Inspired by this, we modified the input paradigm Long-context Condition Unit (LCU) introduced in ACE Han et al. (2024a) to reduce the substantial model adaptation costs brought by the introduction of multimodal inputs. By changing the conditional input for these tasks from sequence concatenation to channel dimension concatenation, we can effectively reduce the model adaptation costs. Furthermore, we propose an improved LCU input paradigm called LCU++ by extending this paradigm to arbitrary editing and reference generation tasks.
Based on the input definition of LCU++, we divide the entire training process into two stages.

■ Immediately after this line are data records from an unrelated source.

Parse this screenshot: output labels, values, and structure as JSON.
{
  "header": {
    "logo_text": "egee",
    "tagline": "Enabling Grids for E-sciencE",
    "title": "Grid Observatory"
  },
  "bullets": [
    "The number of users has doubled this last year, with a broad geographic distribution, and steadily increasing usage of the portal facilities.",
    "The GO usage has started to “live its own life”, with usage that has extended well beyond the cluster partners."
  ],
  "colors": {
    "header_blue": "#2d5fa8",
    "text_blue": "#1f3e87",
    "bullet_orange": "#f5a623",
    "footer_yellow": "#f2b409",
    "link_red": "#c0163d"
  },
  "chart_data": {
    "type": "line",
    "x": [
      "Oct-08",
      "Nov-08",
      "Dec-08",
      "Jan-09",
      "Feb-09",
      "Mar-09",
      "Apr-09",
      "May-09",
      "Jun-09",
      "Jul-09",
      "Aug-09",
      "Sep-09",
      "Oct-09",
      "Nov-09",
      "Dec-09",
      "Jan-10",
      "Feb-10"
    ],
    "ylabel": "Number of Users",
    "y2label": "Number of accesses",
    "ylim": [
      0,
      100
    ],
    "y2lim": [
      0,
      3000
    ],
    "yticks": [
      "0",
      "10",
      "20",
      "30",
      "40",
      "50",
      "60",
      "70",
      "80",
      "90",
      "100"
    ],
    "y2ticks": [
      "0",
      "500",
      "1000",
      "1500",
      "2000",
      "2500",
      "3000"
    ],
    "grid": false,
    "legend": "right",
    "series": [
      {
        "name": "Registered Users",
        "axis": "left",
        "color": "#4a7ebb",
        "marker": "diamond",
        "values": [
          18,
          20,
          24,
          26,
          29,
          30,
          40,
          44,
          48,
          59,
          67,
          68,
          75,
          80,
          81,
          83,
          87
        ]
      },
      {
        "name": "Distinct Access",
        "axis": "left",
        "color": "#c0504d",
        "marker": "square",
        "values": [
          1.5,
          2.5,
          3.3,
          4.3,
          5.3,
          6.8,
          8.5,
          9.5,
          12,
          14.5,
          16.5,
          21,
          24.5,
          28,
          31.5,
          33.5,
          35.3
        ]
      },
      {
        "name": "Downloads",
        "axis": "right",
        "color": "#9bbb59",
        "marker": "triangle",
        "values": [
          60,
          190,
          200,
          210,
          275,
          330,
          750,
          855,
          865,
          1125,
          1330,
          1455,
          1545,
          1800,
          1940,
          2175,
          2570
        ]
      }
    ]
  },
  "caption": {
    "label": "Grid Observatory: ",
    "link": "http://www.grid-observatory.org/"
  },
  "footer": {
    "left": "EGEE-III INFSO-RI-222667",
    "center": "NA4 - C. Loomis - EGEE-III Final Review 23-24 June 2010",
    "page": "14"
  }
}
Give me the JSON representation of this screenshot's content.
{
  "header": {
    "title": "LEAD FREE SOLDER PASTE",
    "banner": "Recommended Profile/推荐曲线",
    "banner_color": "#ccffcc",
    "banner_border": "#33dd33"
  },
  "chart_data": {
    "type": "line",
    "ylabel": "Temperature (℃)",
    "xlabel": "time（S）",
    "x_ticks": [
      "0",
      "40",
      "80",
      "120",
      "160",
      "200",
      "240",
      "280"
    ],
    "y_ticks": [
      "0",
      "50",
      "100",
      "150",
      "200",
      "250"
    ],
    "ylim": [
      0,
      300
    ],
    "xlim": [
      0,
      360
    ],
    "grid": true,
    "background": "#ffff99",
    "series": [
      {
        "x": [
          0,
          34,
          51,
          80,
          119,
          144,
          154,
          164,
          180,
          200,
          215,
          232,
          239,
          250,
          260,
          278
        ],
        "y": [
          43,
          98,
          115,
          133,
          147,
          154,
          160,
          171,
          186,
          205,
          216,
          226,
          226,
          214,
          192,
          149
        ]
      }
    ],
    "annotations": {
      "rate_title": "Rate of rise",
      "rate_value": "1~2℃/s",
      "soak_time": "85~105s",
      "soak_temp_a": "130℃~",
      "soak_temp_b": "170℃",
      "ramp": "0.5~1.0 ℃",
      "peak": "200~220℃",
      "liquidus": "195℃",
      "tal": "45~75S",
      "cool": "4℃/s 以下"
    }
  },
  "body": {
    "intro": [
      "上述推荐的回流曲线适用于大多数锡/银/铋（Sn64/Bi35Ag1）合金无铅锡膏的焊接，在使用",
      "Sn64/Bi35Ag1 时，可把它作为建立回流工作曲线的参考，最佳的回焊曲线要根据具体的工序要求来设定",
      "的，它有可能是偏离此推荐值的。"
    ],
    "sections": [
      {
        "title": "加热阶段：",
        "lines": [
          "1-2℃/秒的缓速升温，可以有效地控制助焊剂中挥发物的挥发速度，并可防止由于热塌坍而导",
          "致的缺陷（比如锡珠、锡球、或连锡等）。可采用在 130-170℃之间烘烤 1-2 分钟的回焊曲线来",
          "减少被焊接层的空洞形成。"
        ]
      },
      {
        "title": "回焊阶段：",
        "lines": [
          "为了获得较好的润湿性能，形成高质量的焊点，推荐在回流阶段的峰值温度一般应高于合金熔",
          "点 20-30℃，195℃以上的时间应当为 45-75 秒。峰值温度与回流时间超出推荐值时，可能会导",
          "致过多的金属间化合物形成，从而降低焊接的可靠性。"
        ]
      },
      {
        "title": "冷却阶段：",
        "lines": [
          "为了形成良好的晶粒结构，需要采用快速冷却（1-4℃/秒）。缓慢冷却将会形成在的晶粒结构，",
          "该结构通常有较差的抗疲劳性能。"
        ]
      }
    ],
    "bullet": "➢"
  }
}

- pre-training the model using task data with 0-ref tasks from the text-to-image model
- we fine-tune the above model to support the general instructions using all data collected in ACE Han et al.
Method
In addition, a noise unit is utilized to drive the generation process, which is constructed with the noisy latent \(X_t\) at timestep t and mask \(M_N\) . The overall formulation of the CU and the LCU is as follows: \[ \mathrm{CU}=\{T, V\}, \quad V=\left\{\left[I^1 ; M^1\right],\left[I^2 ; M^2\right], \ldots,\left[I^N ; M^N\right],\left[X_t ; M^N\right]\right\} \]
\[ \mathrm{LCU}=\left\{\left\{T_1, T_2, \ldots, T_m\right\},\left\{V_1, V_2, \ldots, V_m\right\}\right\} \]

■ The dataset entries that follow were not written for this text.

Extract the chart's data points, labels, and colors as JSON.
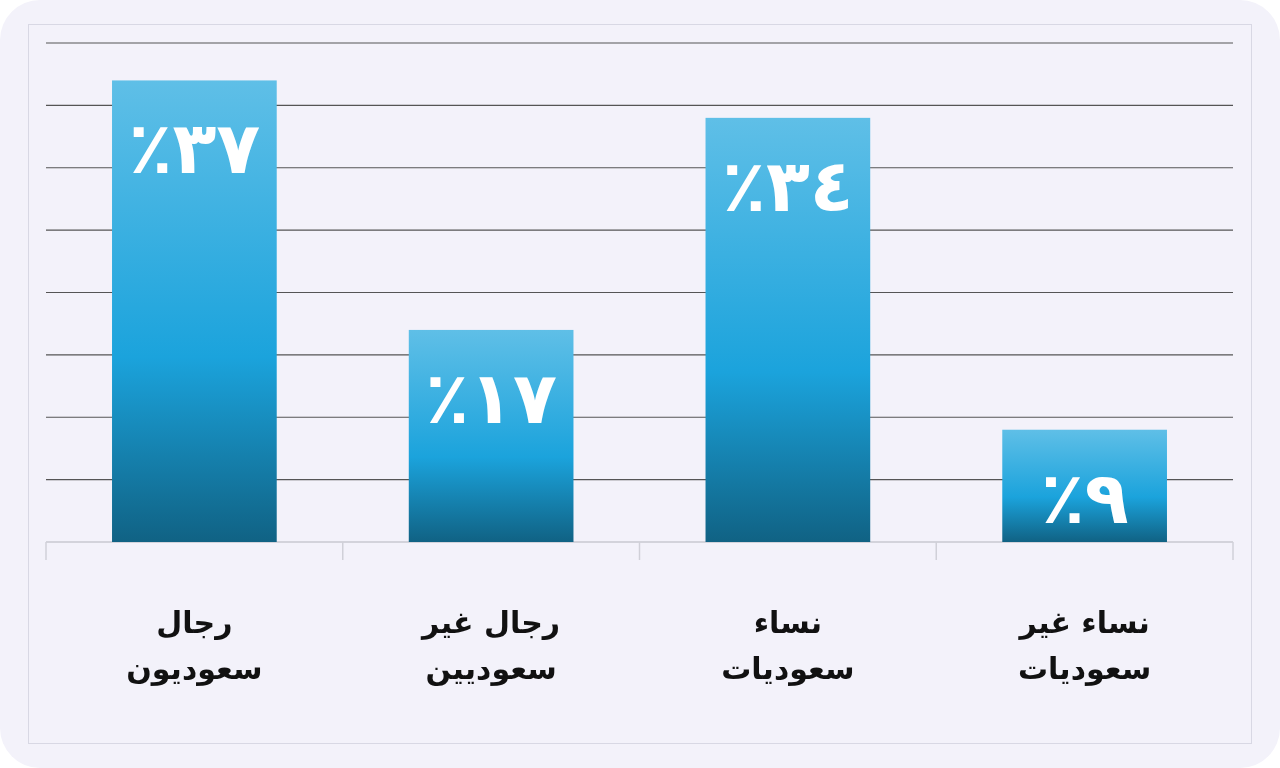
{
  "chart_data": {
    "type": "bar",
    "categories": [
      "رجال سعوديون",
      "رجال غير سعوديين",
      "نساء سعوديات",
      "نساء غير سعوديات"
    ],
    "values": [
      37,
      17,
      34,
      9
    ],
    "value_labels": [
      "٪٣٧",
      "٪١٧",
      "٪٣٤",
      "٪٩"
    ],
    "color": "#1ba3dc",
    "ylim": [
      0,
      40
    ],
    "yticks": [
      {
        "value": 0,
        "label": null
      },
      {
        "value": 5,
        "label": null
      },
      {
        "value": 10,
        "label": null
      },
      {
        "value": 15,
        "label": null
      },
      {
        "value": 20,
        "label": null
      },
      {
        "value": 25,
        "label": null
      },
      {
        "value": 30,
        "label": null
      },
      {
        "value": 35,
        "label": null
      },
      {
        "value": 40,
        "label": null
      }
    ],
    "grid": "y",
    "tick_labels": "x"
  }
}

Considering the generation tasks without reference image (denoted as 0-Ref tasks), the corresponding input format LCU0-ref can be expressed as follows: \[ \mathrm{LCU}_{0-\mathrm{ref}}=\{\{T\},\{V\}\}, \quad V_{0 \text {-ref }}=\left\{\left[I^{i n} ; M^{i n}\right],\left[X_t ; M^{i n}\right]\right\} \] where \(I^{in}\) and \(M^{in}\) is optional and represent the input image and mask.

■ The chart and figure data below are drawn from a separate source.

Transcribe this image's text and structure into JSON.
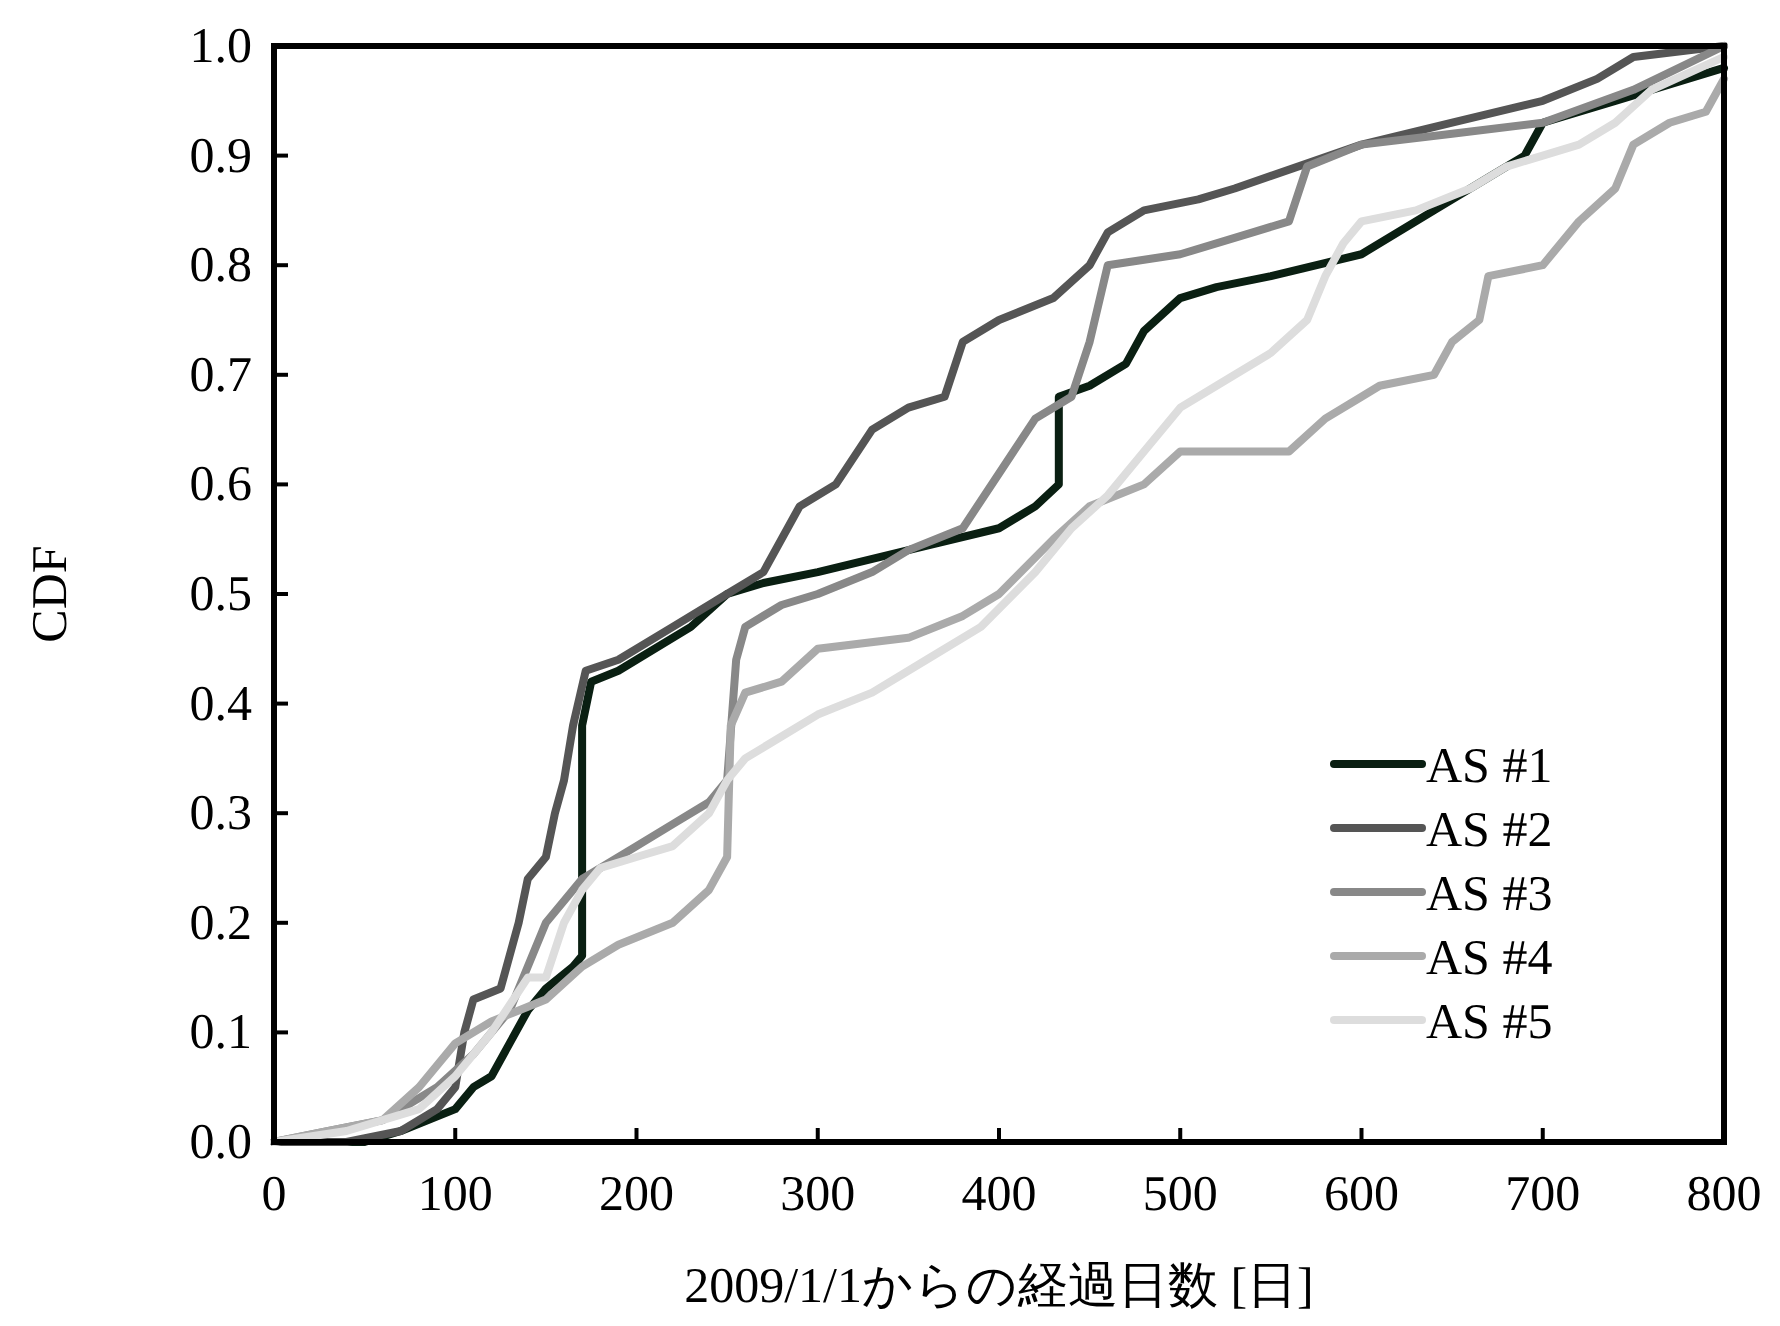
{
  "chart_data": {
    "type": "line",
    "xlabel": "2009/1/1からの経過日数 [日]",
    "ylabel": "CDF",
    "xlim": [
      0,
      800
    ],
    "ylim": [
      0,
      1
    ],
    "xticks": [
      0,
      100,
      200,
      300,
      400,
      500,
      600,
      700,
      800
    ],
    "yticks": [
      {
        "value": 0,
        "label": "0.0"
      },
      0.1,
      0.2,
      0.3,
      0.4,
      0.5,
      0.6,
      0.7,
      0.8,
      0.9,
      {
        "value": 1,
        "label": "1.0"
      }
    ],
    "legend": "bottom right",
    "series": [
      {
        "name": "AS #1",
        "color": "#0a1f12",
        "x": [
          0,
          50,
          70,
          100,
          110,
          120,
          130,
          140,
          150,
          165,
          170,
          170,
          175,
          190,
          200,
          230,
          250,
          270,
          300,
          350,
          400,
          420,
          433,
          433,
          450,
          470,
          480,
          500,
          520,
          550,
          600,
          640,
          670,
          690,
          700,
          740,
          780,
          800
        ],
        "values": [
          0,
          0,
          0.01,
          0.03,
          0.05,
          0.06,
          0.09,
          0.12,
          0.14,
          0.16,
          0.17,
          0.38,
          0.42,
          0.43,
          0.44,
          0.47,
          0.5,
          0.51,
          0.52,
          0.54,
          0.56,
          0.58,
          0.6,
          0.68,
          0.69,
          0.71,
          0.74,
          0.77,
          0.78,
          0.79,
          0.81,
          0.85,
          0.88,
          0.9,
          0.93,
          0.95,
          0.97,
          0.98
        ]
      },
      {
        "name": "AS #2",
        "color": "#555555",
        "x": [
          0,
          40,
          70,
          90,
          100,
          105,
          110,
          125,
          135,
          140,
          150,
          155,
          160,
          165,
          172,
          190,
          220,
          250,
          270,
          290,
          310,
          330,
          350,
          370,
          380,
          400,
          430,
          450,
          460,
          480,
          510,
          530,
          600,
          650,
          700,
          730,
          750,
          800
        ],
        "values": [
          0,
          0,
          0.01,
          0.03,
          0.05,
          0.1,
          0.13,
          0.14,
          0.2,
          0.24,
          0.26,
          0.3,
          0.33,
          0.38,
          0.43,
          0.44,
          0.47,
          0.5,
          0.52,
          0.58,
          0.6,
          0.65,
          0.67,
          0.68,
          0.73,
          0.75,
          0.77,
          0.8,
          0.83,
          0.85,
          0.86,
          0.87,
          0.91,
          0.93,
          0.95,
          0.97,
          0.99,
          1.0
        ]
      },
      {
        "name": "AS #3",
        "color": "#888888",
        "x": [
          0,
          30,
          60,
          90,
          110,
          130,
          150,
          170,
          200,
          220,
          240,
          250,
          255,
          260,
          280,
          300,
          330,
          350,
          380,
          400,
          420,
          440,
          450,
          460,
          500,
          540,
          560,
          570,
          600,
          650,
          700,
          750,
          800
        ],
        "values": [
          0,
          0.01,
          0.02,
          0.05,
          0.08,
          0.12,
          0.2,
          0.24,
          0.27,
          0.29,
          0.31,
          0.33,
          0.44,
          0.47,
          0.49,
          0.5,
          0.52,
          0.54,
          0.56,
          0.61,
          0.66,
          0.68,
          0.73,
          0.8,
          0.81,
          0.83,
          0.84,
          0.89,
          0.91,
          0.92,
          0.93,
          0.96,
          1.0
        ]
      },
      {
        "name": "AS #4",
        "color": "#aaaaaa",
        "x": [
          0,
          30,
          60,
          80,
          100,
          120,
          150,
          170,
          190,
          220,
          240,
          250,
          252,
          260,
          280,
          300,
          350,
          380,
          400,
          430,
          450,
          480,
          500,
          560,
          580,
          600,
          610,
          640,
          650,
          665,
          670,
          700,
          720,
          740,
          750,
          770,
          790,
          800
        ],
        "values": [
          0,
          0.01,
          0.02,
          0.05,
          0.09,
          0.11,
          0.13,
          0.16,
          0.18,
          0.2,
          0.23,
          0.26,
          0.38,
          0.41,
          0.42,
          0.45,
          0.46,
          0.48,
          0.5,
          0.55,
          0.58,
          0.6,
          0.63,
          0.63,
          0.66,
          0.68,
          0.69,
          0.7,
          0.73,
          0.75,
          0.79,
          0.8,
          0.84,
          0.87,
          0.91,
          0.93,
          0.94,
          0.97
        ]
      },
      {
        "name": "AS #5",
        "color": "#dddddd",
        "x": [
          0,
          40,
          80,
          100,
          120,
          140,
          150,
          160,
          170,
          180,
          200,
          220,
          240,
          250,
          260,
          280,
          300,
          330,
          360,
          390,
          420,
          440,
          460,
          480,
          500,
          520,
          550,
          570,
          580,
          590,
          600,
          630,
          660,
          680,
          700,
          720,
          740,
          760,
          800
        ],
        "values": [
          0,
          0.01,
          0.03,
          0.06,
          0.1,
          0.15,
          0.15,
          0.2,
          0.23,
          0.25,
          0.26,
          0.27,
          0.3,
          0.33,
          0.35,
          0.37,
          0.39,
          0.41,
          0.44,
          0.47,
          0.52,
          0.56,
          0.59,
          0.63,
          0.67,
          0.69,
          0.72,
          0.75,
          0.79,
          0.82,
          0.84,
          0.85,
          0.87,
          0.89,
          0.9,
          0.91,
          0.93,
          0.96,
          0.99
        ]
      }
    ]
  }
}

Rather than sequence concatenation, We concatenate the conditional context and noise context in channel dimension, thereby mitigating the context perception disruption. The new format can be represented as: \[ \begin{aligned} \mathrm{LCU}^{++} & =\left\{\left\{T_1, T_2, \ldots, T_m\right\},\left\{V_1^{++}, V_2^{++}, \ldots, V_m^{++}\right\}\right\} \\ V^{++} & \left.=\left\{I^1 ; M^1 ; X_t^1\right],\left[I^2 ; M^2 ; X_t^2\right], \ldots,\left[I^N ; M^N ; X_t^N\right]\right\} \end{aligned} \] In each condition unit, the input image, mask, and noise are concatenated along the channel dimension to form the CU feature map. These CU feature maps are mapped to sequential tokens through the x-embed layer. Next, all CU tokens are concatenated to serve as the inputs of the transformer layer.
We design a novel and effective objective to optimize the training process. Given the input images \(I^i, i \in\{1,2, \ldots, N\}\) and the target output image \(I^o\), the noisy latent space \(\mathbf{x}_t=\left\{X_t^i\right\}, i \in\) \(\{1, \ldots, N\}\) can be constructed using a linear interpolation method from \(\left\{I^1, I^2, \ldots, I^{N-1}, I^o\right\}\). Here, \(I^N\) represents the sample that needs to be modified by the model. For editing tasks, this sample is the one to be edited. For reference generation tasks, this sample is an all-zero sample. The model is trained to predict the velocity \(\mathbf{u}_t=d \mathbf{x}_t / d_t\), guiding the sample \(\mathbf{x}_t\) towards the sample \(\mathbf{x}_1\). The training objective is to minimize the mean squared error between the predicted velocity \(\mathbf{v}_t\) and the ground truth velocity \(\mathbf{u}_t\), expressed as the loss function:
\[ \begin{aligned} \mathcal{L} & =\mathbb{E}_{t, \mathbf{x}_0, \mathbf{x}_1}\left\|\mathbf{v}_t-\mathbf{u}_t\right\|^2 . \\ & =\sum_{N-1}^{i=0} \mathbb{E}_{t, \mathbf{x}_0, \mathbf{x}_1}\left\|\mathbf{v}_t^i-\mathbf{u}_t^i\right\|^2+\mathbb{E}_{t, \mathbf{x}_0, \mathbf{x}_1}\left\|\mathbf{v}_t^N-\mathbf{u}_t^N\right\|^2 \\ & =\mathcal{L}_{\mathrm{ref}}+\mathcal{L}_{\mathrm{tar}} \end{aligned} \]
where \(\mathcal{L}_{\text {ref }}\) represents the reconstruct loss of the first \(\mathrm{N}-1\) reference samples and is equal to 0 in 0 -ref tasks. \(\mathcal{L}_{\text {tar }}\) represents the loss of the target sample being predicted. In this way, the model possesses context-aware generation capabilities.